Identification of spatial expression trends in single-cell gene expression data

Abstract

As methods for measuring spatial gene expression at single-cell resolution become available, there is a need for computational analysis strategies. We present trendsceek, a method based on marked point processes that identifies genes with statistically significant spatial expression trends. trendsceek finds these genes in spatial transcriptomic and sequential fluorescence in situ hybridization data, and also reveals significant gene expression gradients and hot spots in low-dimensional projections of dissociated single-cell RNA-seq data.

Figure 1. Illustrating trendsceek on simulated data.

(A) Simulated mark distributions with local hotspot, step gradients, non-radial streaks and linear gradient patters. Expression values were sampled from empirical seqFISH data and cells in certain regions were spiked by sampling from the upper quantile of the expression distribution (cells n=500, spiked cells n=˜50, mean expression spiked cells / mean expression background = ˜10). (B) Marked point pattern statistics (Methods) for the simulated hotspot shown in (A). The mark correlation and mark variogram clearly indicate a significant spatial pattern as the band, which indicates the 5% significance level of a null distribution based on resampling of the mark distribution, is exceeded at certain radii. (C) 3D-representations of the spatial expression trend, where the green surfaces show weighted kernel density estimation (wKDE) of the simulated datasets. The blue surfaces indicate the upper 5% quantile of a null distribution generated by wKDE of the resampled mark distribution for each dataset. (D) Density plot of the simulated datasets (A) with cells colored red if they exceeded a 5% significance level based on wKDE, indicated by the blue surface in (C). Scale bars in (A) and (D) apply to all items of the figure, including the radius shown in (B).

Figure 2. Applications of trendsceek on spatial and single-cell gene expression data.

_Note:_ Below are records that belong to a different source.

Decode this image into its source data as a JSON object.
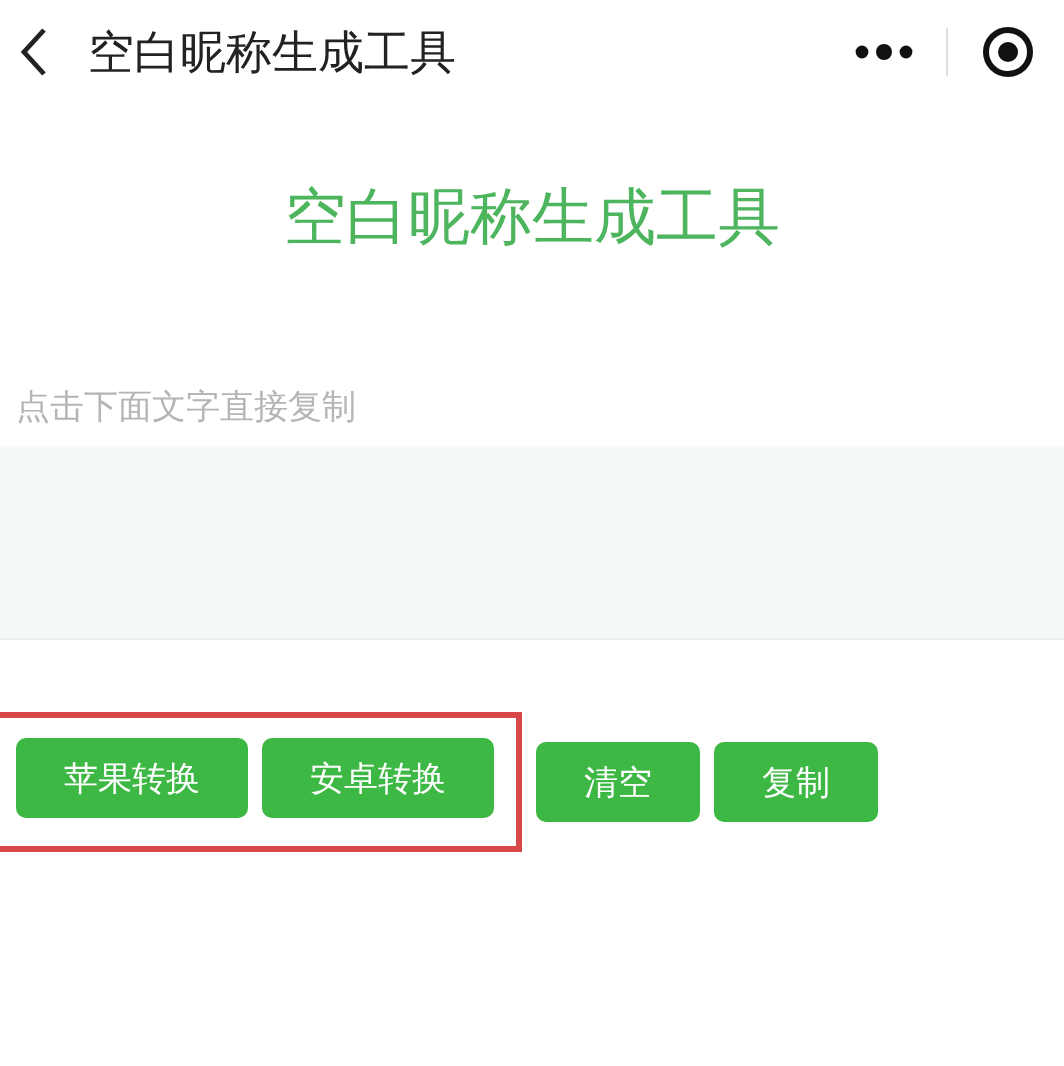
{
  "nav_bar": {
    "title": "空白昵称生成工具"
  },
  "heading": "空白昵称生成工具",
  "hint": "点击下面文字直接复制",
  "annotated_buttons": [
    "苹果转换",
    "安卓转换"
  ],
  "buttons": [
    "清空",
    "复制"
  ]
}
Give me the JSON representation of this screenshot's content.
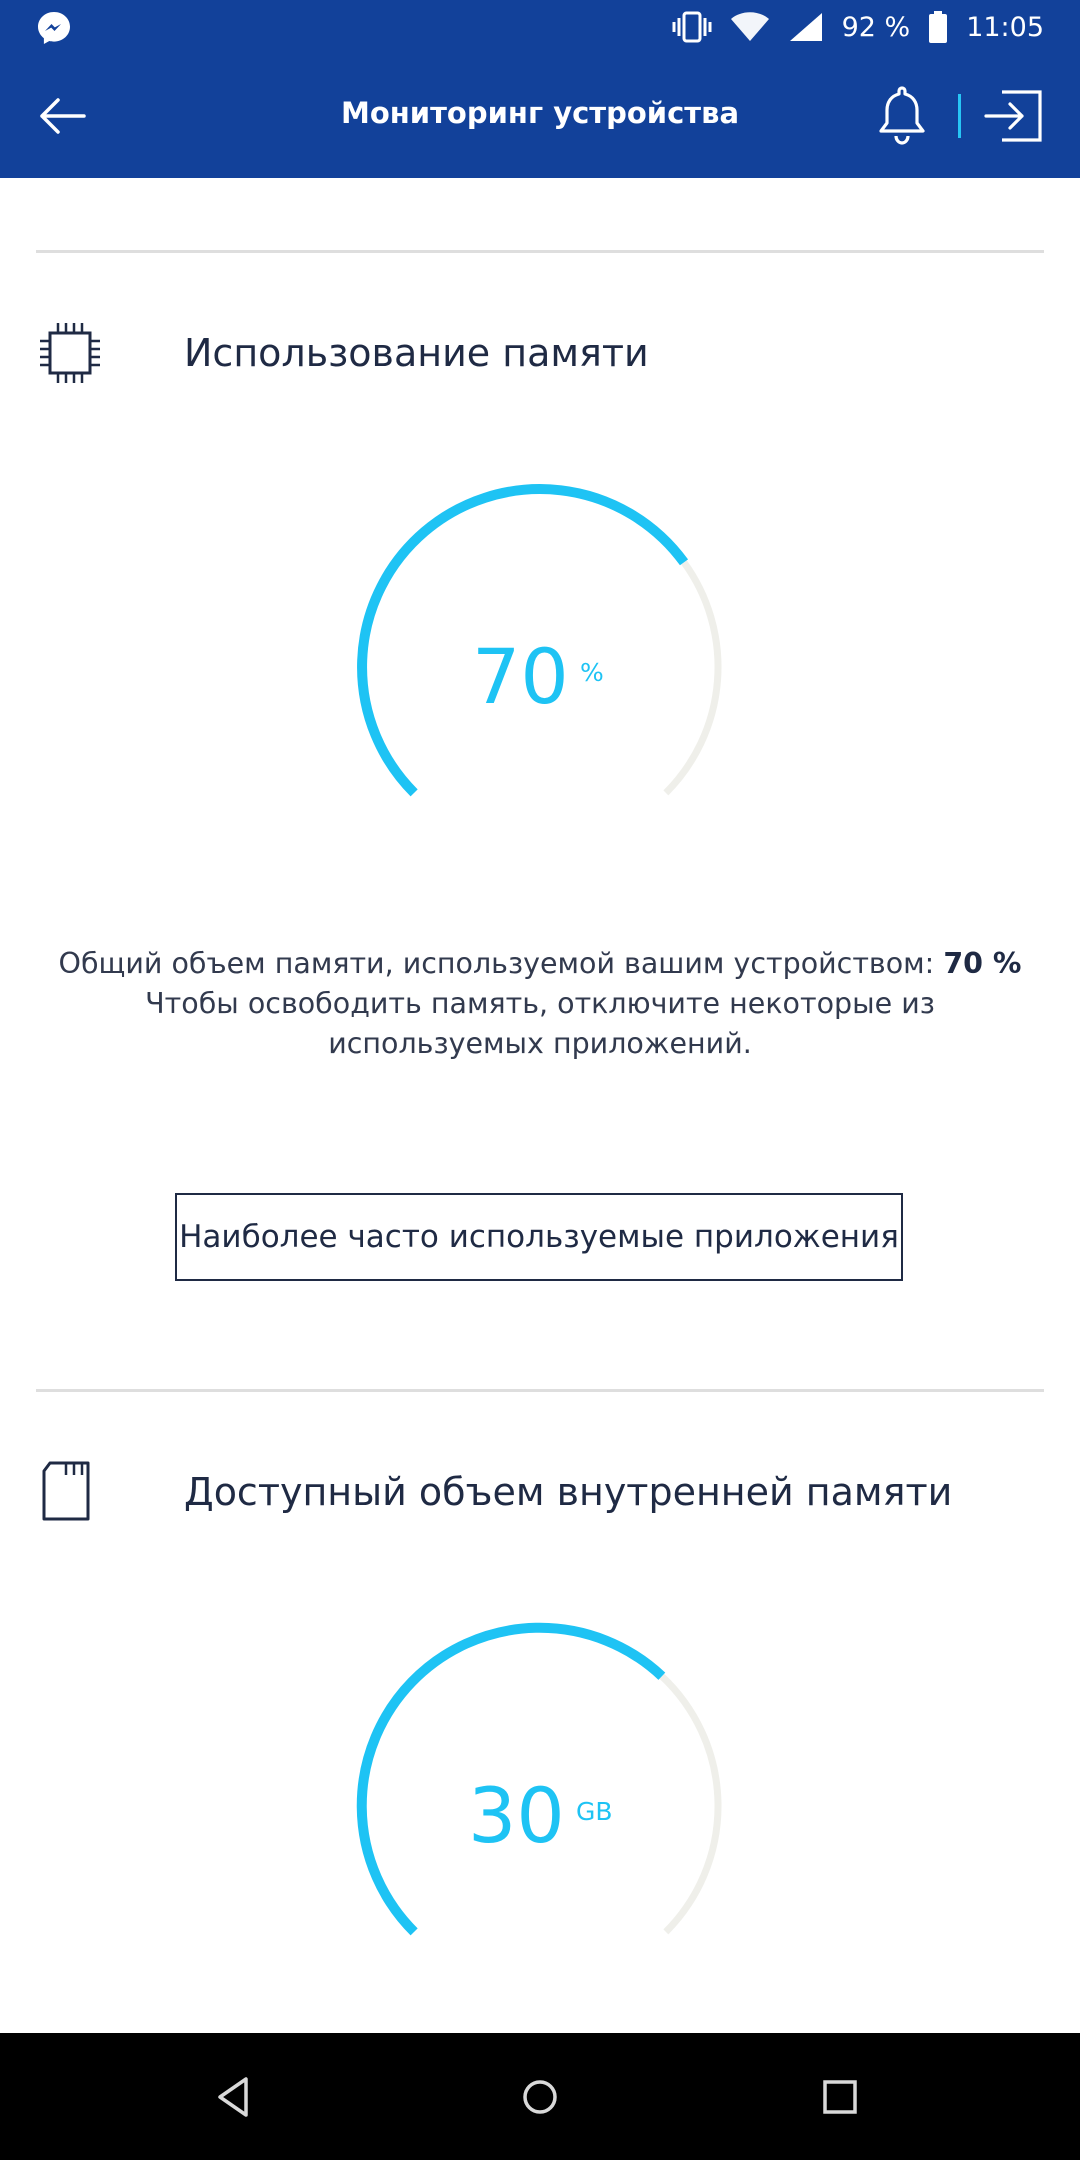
{
  "status_bar": {
    "battery_level": "92 %",
    "time": "11:05",
    "icons": [
      "messenger-icon",
      "vibrate-icon",
      "wifi-icon",
      "signal-icon",
      "battery-icon"
    ]
  },
  "app_bar": {
    "title": "Мониторинг устройства",
    "icons": [
      "back-arrow-icon",
      "bell-icon",
      "exit-icon"
    ],
    "accent_color": "#12419a",
    "separator_color": "#27c6f5"
  },
  "memory": {
    "title": "Использование памяти",
    "icon": "chip-icon",
    "gauge": {
      "value": "70",
      "unit": "%",
      "fraction": 0.7,
      "color": "#1ec3f4",
      "track_color": "#efefea"
    },
    "description_prefix": "Общий объем памяти, используемой вашим устройством: ",
    "description_value": "70 %",
    "description_suffix": " Чтобы освободить память, отключите некоторые из используемых приложений.",
    "button_label": "Наиболее часто используемые приложения"
  },
  "storage": {
    "title": "Доступный объем внутренней памяти",
    "icon": "sd-card-icon",
    "gauge": {
      "value": "30",
      "unit": "GB",
      "fraction": 0.66,
      "color": "#1ec3f4",
      "track_color": "#efefea"
    }
  },
  "nav_bar": {
    "icons": [
      "nav-back-icon",
      "nav-home-icon",
      "nav-recents-icon"
    ]
  }
}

(A) Spatial transcriptomics data from mouse olfactory bulb (replicate 3, n=269 array-spots). Left: hematoxylin and eosin stained tissue-sections (from Ståhl et al4), followed by examples of genes with significant expression trends. Expression was scaled to the range zero to one by unity-based normalization. (B) Density plots of gene expression with cells in regions of significantly elevated expression coloured red. (C) Spatial transcriptomics data from mouse olfactory bulb (replicate 12, n=280 array-spots), as in (A). (D) As in (C) for mouse olfactory bulb, replicate 12. (E) Spatial transcriptomics data from breast cancer biopsy (histological section “Layer 2”, n=251 array-spots), with examples of genes with significant expression trends. The distance between array-spots is 200μm, each spot covering multiple cells. (F) Examples of distinct spatial expression patterns identified by trendsceek within E6.5 mouse epiblast cells (cluster 3 in Scialdone et al., n=481 cells). (G) Identification of spatial patterns related to the positions of male and female cells within the cluster, with mutually exclusive expression of Xist (expressed in female cells) and Eif2s3y (located on the Y-chromosome, only expressed in male cells). (H) Examples of spatial expression patterns identified in mouse hippocampus seqFISH data (cells imaged; H=93, O=89, T=208). Left: Cartoon of hippocampus with the 21 imaged regions labelled according to previous publication. P-values represent (A-E) mark-correlation (F-G) mark-variogram and (H) Emark (two-sided, Benjamini-Hochberg adjusted).